Meantime Arnold proceeded down the river to conciliate the attachment of the people, and make further preparations for the march of his army. Before leaving Cambridge, he had received ample instructions for the regulation of his conduct, drawn up with care and forethought by the Commander-in-chief, and containing express orders to treat the Canadians on all occasions as friends, to avoid every thing that should give offence or excite suspicion, to respect their religious ceremonies and national habits, to pay them liberally and promptly for supplies and assistance, to punish with severity any improper acts of the soldiery; in a word, to convince them that their interests were involved in the results of the expedition, and that its ultimate purpose was to protect their civil liberties and the rights of conscience.
He was also furnished with printed copies of a manifesto, signed by General Washington, intended for distribution among the people, explaining the grounds of the contest between Great Britain and America, and encouraging them to join their neighbors in a common cause by rallying around the standard of liberty. These instructions were strictly observed by the American troops, and had their desired influence. The impression was lasting. To this day the old men recount to their children the story of the "descent of the Bostonians," as the only great public event that has ever occurred to vary the monotonous incidents of the sequestered and beautiful valley of the Chaudière.
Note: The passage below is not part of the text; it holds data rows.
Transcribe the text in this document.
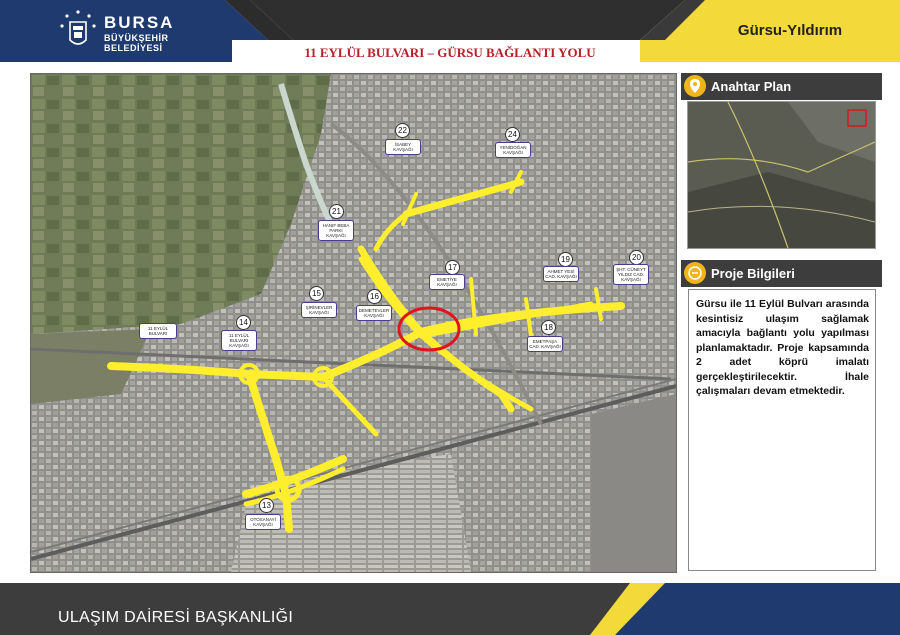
BURSA
BÜYÜKŞEHİR
BELEDİYESİ
Gürsu-Yıldırım
11 EYLÜL BULVARI – GÜRSU BAĞLANTI YOLU
22
İSABEY KAVŞAĞI
24
YENİDOĞAN KAVŞAĞI
21
HANIF BEBA PARKI KAVŞAĞI
17
EMETİYE KAVŞAĞI
19
AHMET YESİ CAD. KAVŞAĞI
20
ŞHT. CÜNEYT YILDIZ CAD. KAVŞAĞI
15
ŞİRİNEVLER KAVŞAĞI
16
DEMETEVLER KAVŞAĞI
14
11 EYLÜL BULVARI KAVŞAĞI
11 EYLÜL BULVARI
18
EMETPAŞA CAD. KAVŞAĞI
13
OTOSANAYİ KAVŞAĞI
Anahtar Plan
Proje Bilgileri
Gürsu ile 11 Eylül Bulvarı arasında kesintisiz ulaşım sağlamak amacıyla bağlantı yolu yapılması planlamaktadır. Proje kapsamında 2 adet köprü imalatı gerçekleştirilecektir. İhale çalışmaları devam etmektedir.
ULAŞIM DAİRESİ BAŞKANLIĞI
Ten days after reaching the upper settlements, Arnold arrived at Point Levy opposite to Quebec. His troops followed, and were all with him at that place on the 13th of November. About forty Indians had joined him at Sertigan and on the march below. He had ascertained that his approach was known in Quebec, and that all the boats had been withdrawn from the eastern side of the St. Lawrence to deprive him of the means of crossing. Eneas, the savage whom he had sent with a letter to General Schuyler, and another to a friend in Quebec, had found his way to the enemy, and given up his despatches to some of the King's officers. He pretended to have been taken prisoner; but treachery and falsehood are so nearly allied, that Eneas had the credit of both.
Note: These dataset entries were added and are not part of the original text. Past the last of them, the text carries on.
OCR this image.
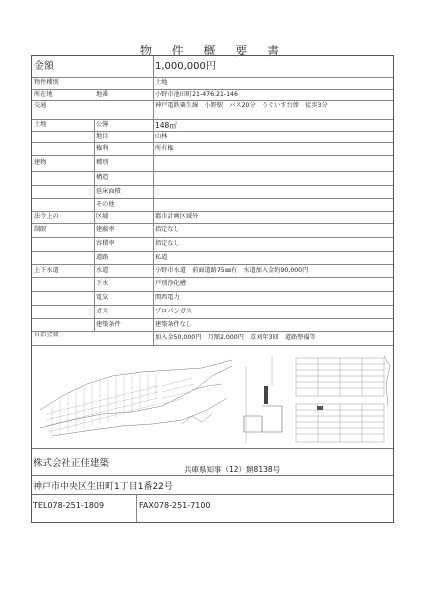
物 件 概 要 書
金額	1,000,000円
物件種別	土地
所在地	地番	小野市池田町21-476.21-146
交通	神戸電鉄粟生線　小野駅　バス20分　うぐいす台俸　徒歩3分
土地	公簿	148㎡
地目	山林
権利	所有権
建物	種別
構造
延床面積
その他
法令上の	区域	都市計画区域外
制限	建蔽率	指定なし
容積率	指定なし
道路	私道
上下水道	水道	小野市水道　前面道路75㎜有　水道加入金約90,000円
下水	戸別浄化槽
電気	関西電力
ガス	プロパンガス
建築条件	建築条件なし
自治会費	加入金50,000円　月額2,000円　草刈年3回　道路整備等
...
株式会社正佳建築
兵庫県知事（12）類8138号
神戸市中央区生田町1丁目1番22号
TEL078-251-1809	FAX078-251-7100
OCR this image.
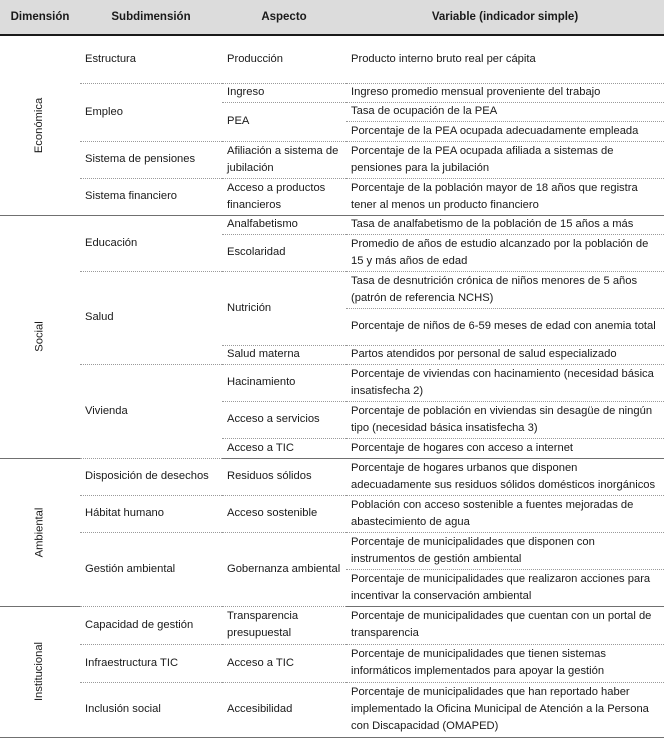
Dimensión	Subdimensión	Aspecto	Variable (indicador simple)
Económica	Estructura	Producción	Producto interno bruto real per cápita
	Empleo	Ingreso	Ingreso promedio mensual proveniente del trabajo
		PEA	Tasa de ocupación de la PEA
			Porcentaje de la PEA ocupada adecuadamente empleada
	Sistema de pensiones	Afiliación a sistema de jubilación	Porcentaje de la PEA ocupada afiliada a sistemas de pensiones para la jubilación
	Sistema financiero	Acceso a productos financieros	Porcentaje de la población mayor de 18 años que registra tener al menos un producto financiero
Social	Educación	Analfabetismo	Tasa de analfabetismo de la población de 15 años a más
		Escolaridad	Promedio de años de estudio alcanzado por la población de 15 y más años de edad
	Salud	Nutrición	Tasa de desnutrición crónica de niños menores de 5 años (patrón de referencia NCHS)
			Porcentaje de niños de 6-59 meses de edad con anemia total
		Salud materna	Partos atendidos por personal de salud especializado
	Vivienda	Hacinamiento	Porcentaje de viviendas con hacinamiento (necesidad básica insatisfecha 2)
		Acceso a servicios	Porcentaje de población en viviendas sin desagüe de ningún tipo (necesidad básica insatisfecha 3)
		Acceso a TIC	Porcentaje de hogares con acceso a internet
Ambiental	Disposición de desechos	Residuos sólidos	Porcentaje de hogares urbanos que disponen adecuadamente sus residuos sólidos domésticos inorgánicos
	Hábitat humano	Acceso sostenible	Población con acceso sostenible a fuentes mejoradas de abastecimiento de agua
	Gestión ambiental	Gobernanza ambiental	Porcentaje de municipalidades que disponen con instrumentos de gestión ambiental
			Porcentaje de municipalidades que realizaron acciones para incentivar la conservación ambiental
Institucional	Capacidad de gestión	Transparencia presupuestal	Porcentaje de municipalidades que cuentan con un portal de transparencia
	Infraestructura TIC	Acceso a TIC	Porcentaje de municipalidades que tienen sistemas informáticos implementados para apoyar la gestión
	Inclusión social	Accesibilidad	Porcentaje de municipalidades que han reportado haber implementado la Oficina Municipal de Atención a la Persona con Discapacidad (OMAPED)
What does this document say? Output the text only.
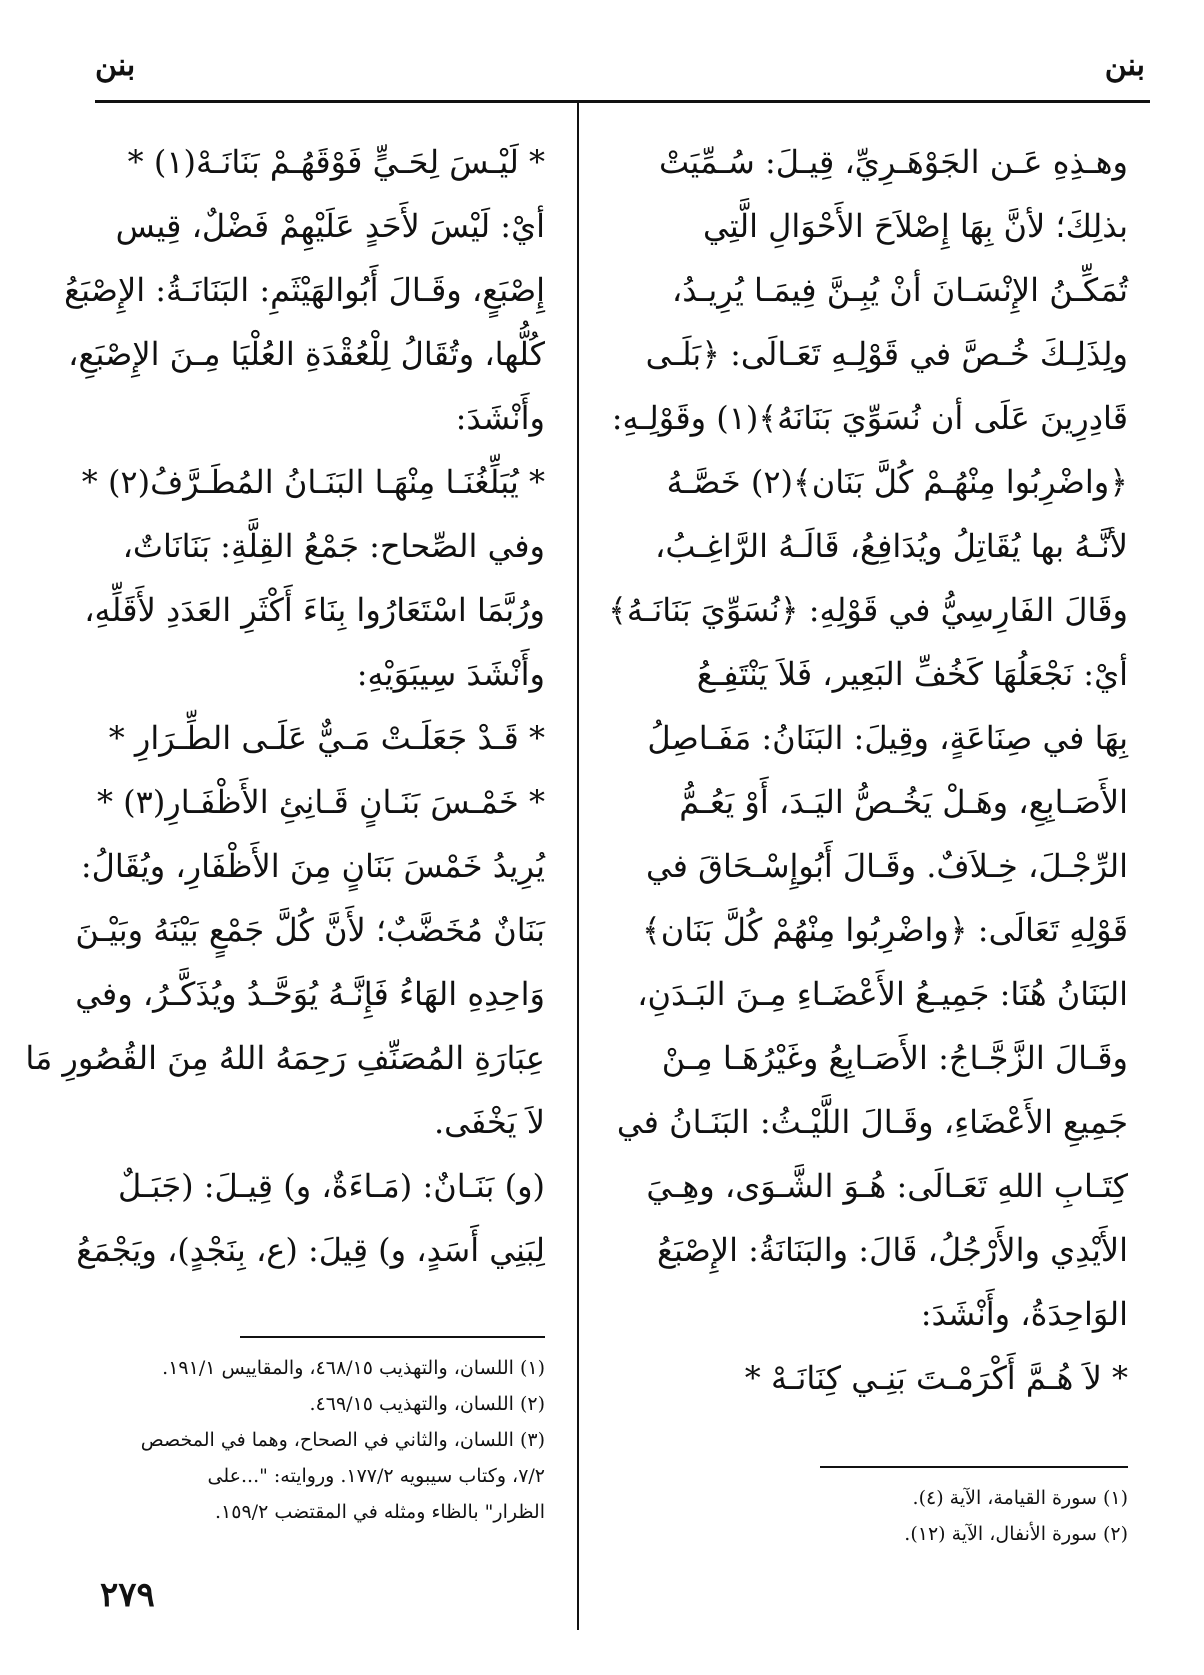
بنن
بنن
وهـذِهِ عَـن الجَوْهَـرِيِّ، قِيـلَ: سُـمِّيَتْ
بذلِكَ؛ لأنَّ بِهَا إِصْلاَحَ الأَحْوَالِ الَّتِي
تُمَكِّـنُ الإِنْسَـانَ أنْ يُبِـنَّ فِيمَـا يُرِيـدُ،
ولِذَلِـكَ خُـصَّ في قَوْلِـهِ تَعَـالَى: ﴿بَلَـى
قَادِرِينَ عَلَى أن نُسَوِّيَ بَنَانَهُ﴾(١) وقَوْلِـهِ:
﴿واضْرِبُوا مِنْهُـمْ كُلَّ بَنَان﴾(٢) خَصَّـهُ
لأنَّـهُ بها يُقَاتِلُ ويُدَافِعُ، قَالَـهُ الرَّاغِـبُ،
وقَالَ الفَارِسِيُّ في قَوْلِهِ: ﴿نُسَوِّيَ بَنَانَـهُ﴾
أيْ: نَجْعَلُهَا كَخُفِّ البَعِير، فَلاَ يَنْتَفِـعُ
بِهَا في صِنَاعَةٍ، وقِيلَ: البَنَانُ: مَفَـاصِلُ
الأَصَـابِعِ، وهَـلْ يَخُـصُّ اليَـدَ، أَوْ يَعُـمُّ
الرِّجْـلَ، خِـلاَفٌ. وقَـالَ أَبُوإِسْـحَاقَ في
قَوْلِهِ تَعَالَى: ﴿واضْرِبُوا مِنْهُمْ كُلَّ بَنَان﴾
البَنَانُ هُنَا: جَمِيـعُ الأَعْضَـاءِ مِـنَ البَـدَنِ،
وقَـالَ الزَّجَّـاجُ: الأَصَـابِعُ وغَيْرُهَـا مِـنْ
جَمِيعِ الأَعْضَاءِ، وقَـالَ اللَّيْـثُ: البَنَـانُ في
كِتَـابِ اللهِ تَعَـالَى: هُـوَ الشَّـوَى، وهِـيَ
الأَيْدِي والأَرْجُلُ، قَالَ: والبَنَانَةُ: الإِصْبَعُ
الوَاحِدَةُ، وأَنْشَدَ:
* لاَ هُـمَّ أَكْرَمْـتَ بَنِـي كِنَانَـهْ *
* لَيْـسَ لِحَـيٍّ فَوْقَهُـمْ بَنَانَـهْ(١) *
أيْ: لَيْسَ لأَحَدٍ عَلَيْهِمْ فَضْلٌ، قِيس
إِصْبَعٍ، وقَـالَ أَبُوالهَيْثَمِ: البَنَانَـةُ: الإِصْبَعُ
كُلُّها، وتُقَالُ لِلْعُقْدَةِ العُلْيَا مِـنَ الإِصْبَعِ،
وأَنْشَدَ:
* يُبَلِّغُنَـا مِنْهَـا البَنَـانُ المُطَـرَّفُ(٢) *
وفي الصِّحاح: جَمْعُ القِلَّةِ: بَنَانَاتٌ،
ورُبَّمَا اسْتَعَارُوا بِنَاءَ أَكْثَرِ العَدَدِ لأَقَلِّهِ،
وأَنْشَدَ سِيبَوَيْهِ:
* قَـدْ جَعَلَـتْ مَـيٌّ عَلَـى الطِّـرَارِ *
* خَمْـسَ بَنَـانٍ قَـانِئِ الأَظْفَـارِ(٣) *
يُرِيدُ خَمْسَ بَنَانٍ مِنَ الأَظْفَارِ، ويُقَالُ:
بَنَانٌ مُخَضَّبٌ؛ لأَنَّ كُلَّ جَمْعٍ بَيْنَهُ وبَيْـنَ
وَاحِدِهِ الهَاءُ فَإِنَّـهُ يُوَحَّـدُ ويُذَكَّـرُ، وفي
عِبَارَةِ المُصَنِّفِ رَحِمَهُ اللهُ مِنَ القُصُورِ مَا
لاَ يَخْفَى.
(و) بَنَـانٌ: (مَـاءَةٌ، و) قِيـلَ: (جَبَـلٌ
لِبَنِي أَسَدٍ، و) قِيلَ: (ع، بِنَجْدٍ)، ويَجْمَعُ
(١) سورة القيامة، الآية (٤).
(٢) سورة الأنفال، الآية (١٢).
(١) اللسان، والتهذيب ٤٦٨/١٥، والمقاييس ١٩١/١.
(٢) اللسان، والتهذيب ٤٦٩/١٥.
(٣) اللسان، والثاني في الصحاح، وهما في المخصص
٧/٢، وكتاب سيبويه ١٧٧/٢. وروايته: "...على
الظرار" بالظاء ومثله في المقتضب ١٥٩/٢.
٢٧٩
Between thirty and forty birch canoes having been collected, Arnold resolved to make an immediate attempt to cross the river. The first division left Point Levy at nine o'clock in the evening and landed safely on the other side, having eluded a frigate and sloop stationed in the St. Lawrence on purpose to intercept them. The canoes returned, and by four in the morning five hundred men had passed over at three separate times, and rendezvoused at Wolfe's Cove. Just as the last party landed, they were discovered by one of the enemy's guard-boats, into which they fired and killed three men. It was not safe to return again, and about one hundred and fifty men were left at Point Levy.